The carriage was wedged between two others; it took the combined efforts of Gabriel, Charlie, and the two coachmen to clear the way sufficiently for Chillingworth to ease his carriage free. He waited only until Gabriel swung up to the box seat alongside him and Charlie leaped on the back before giving his blacks the office.
"Billings is going to have a heart attack." Chillingworth glanced at Gabriel. "But never mind that. What's going on?"
Gabriel told them, omitting only the extreme extent to which the Morwellans were at financial risk.
"So she thinks she's going to meet this captain?"
"Yes, but it's all too pat. Why tonight, the last night before the petition is lodged? I spoke with his shipping line only last Friday and they had no expectation of the captain sailing so soon. Struthers himself didn't expect to sail for weeks."
"This Crowley character. What's his caliber?"
"Dangerous, unprincipled-a gutter rat grown fat. One with no known scruples."
Chillingworth glanced at Gabriel, taking in the cast of his features, the granite-hard expression thrown into harsh relief by the street lamps. "I see." His own expression hardening, Chillingworth looked back at his horses.
"Alathea'll be all right," Charlie assured them. "No need to worry about her. She's more than a match for any rogue."
Unslayable confidence rang in his tone; Gabriel and Chillingworth exchanged a glance, but neither made any move to explain that Crowley was no mere rogue.
He was a villain.
"Pool of London," Chillingworth mused, reaching for his whip. "Vessels can leave directly from there."
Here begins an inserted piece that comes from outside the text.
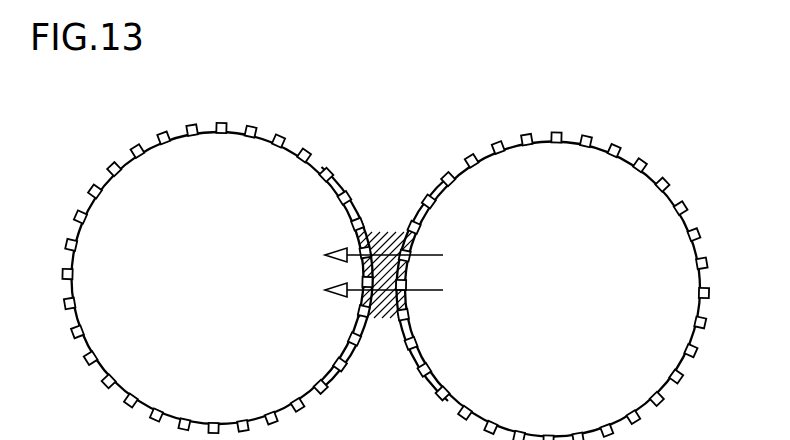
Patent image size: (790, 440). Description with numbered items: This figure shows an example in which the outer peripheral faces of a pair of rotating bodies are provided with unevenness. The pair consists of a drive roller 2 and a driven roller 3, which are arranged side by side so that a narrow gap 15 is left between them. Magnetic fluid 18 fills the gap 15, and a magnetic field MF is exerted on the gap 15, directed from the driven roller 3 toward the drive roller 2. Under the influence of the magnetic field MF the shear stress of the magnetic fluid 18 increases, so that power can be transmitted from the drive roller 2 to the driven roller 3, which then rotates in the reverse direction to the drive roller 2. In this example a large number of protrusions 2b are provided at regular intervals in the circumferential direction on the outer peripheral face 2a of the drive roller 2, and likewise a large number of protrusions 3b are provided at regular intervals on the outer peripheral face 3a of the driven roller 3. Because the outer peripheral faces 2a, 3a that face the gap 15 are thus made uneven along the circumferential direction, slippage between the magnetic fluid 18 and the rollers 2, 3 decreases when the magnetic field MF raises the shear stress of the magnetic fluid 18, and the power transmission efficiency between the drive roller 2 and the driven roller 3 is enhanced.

With a flick of his wrist, he urged his horses on, clattering down along the Strand.
Chapter 20
The coach carrying Alathea rocked and swayed as it rumbled along the dock. Clutching the window frame, she peered out on a world of dark shadows, of looming hulks rocking on the wash of the tide. Ropes creaked, timbers groaned. The soft slap of black water against the dock's pylons was as inexorable as a heartbeat.
Alathea's own heart was beating a touch faster, anticipation high but in this setting, tempered by caution and a primitive fear. She shrugged the latter off as the product of a too-vivid imagination. For centuries, convicted pirates had been hung off Execution Dock, but if ghosts walked, surely they wouldn't haunt a site so steeped in justice? Surely it was a good omen that it was to this place in all the dingy sprawl of the London docks that the captain had summoned her. She, too, sought justice.
The coach jerked to a halt. She looked out, but all she could see was the black denseness of a ship's side.